Six items to consider when purchasing a printer.

Updated: February 24, 2010

1. How will the printer be used? Will I need a color printer?

If you need a printer that produces a mass amount of documents with little to no color quality then a laser printer is the best option. However, if you are in need of a printer that can print quality color documents such as photographs then an inkjet printer is your best bet.

2. How quickly will I need my documents produced?

A laser printer can print up to 12,000 pages per hour. The quality is sometimes sacrificed, but for simple letters, this is the best way to go. Inkjet printers take an "incoming stream of data and directly imprint it in a slow lurching process that may include pauses as the printer waits for more data," according to Wikipedia, creating a leisurely printing process.

3. Will I be printing conventional sized documents or elaborate pieces of varying size?

The requirement to store data in the memory before printing has traditionally limited laser printers to small fixed paper sizes such as letter or A4. Most laser printers are unable to print continuous banners spanning a sheet of paper six-and-a-half feet long, because there is not enough memory available in the printer to store such a large image before printing begins. The data received by an inkjet printer allows the device to elongate the time it is working on a project creating opportunities for various print sizes.

4. Will I be using a lot of printer toner?
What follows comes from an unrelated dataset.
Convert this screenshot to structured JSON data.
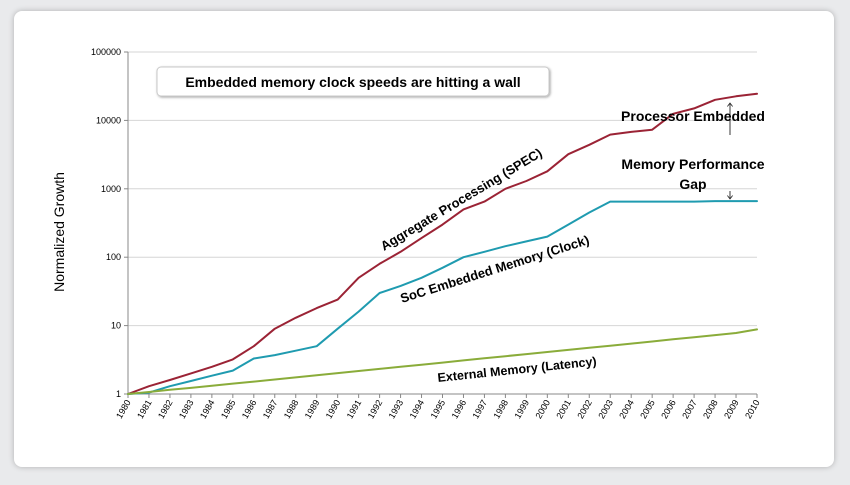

Overall, if a printer is cheaper in price, double check the price of toner. Some printer cartridges are excessive compared to the price of the entire device. Toners for inkjet printers typically carry less ink than those of laser printers, so if cost cutting initiatives are a primary concern with a printer purchase then the size of toner cartridge should be considered.

5. How much do I want to designate toward technological maintenance?

Maintenance for inkjet printers simply involves proper cleaning to prevent the ink from drying. Laser printers are more technologically enhanced due to the speed in which they work; therefore have more parts that may need replaced. A laser printer will typically need its roller, drum, and fuser replaced. Printers with soft plastic drums can be expensive to replace, so if a laser printer is the best option for your company, consider purchasing a printer without a soft plastic drum.

6. Will I be printing front and back documents?

The majority of printers do print double-sided; however it is a specification that needs to be made on certain makes and models. Duplexing Printer, the technical term, saves on cost of paper by cutting paper usage in half and reduces filing volumes. Duplexing may slow down the printing speed because the path of the paper is extended.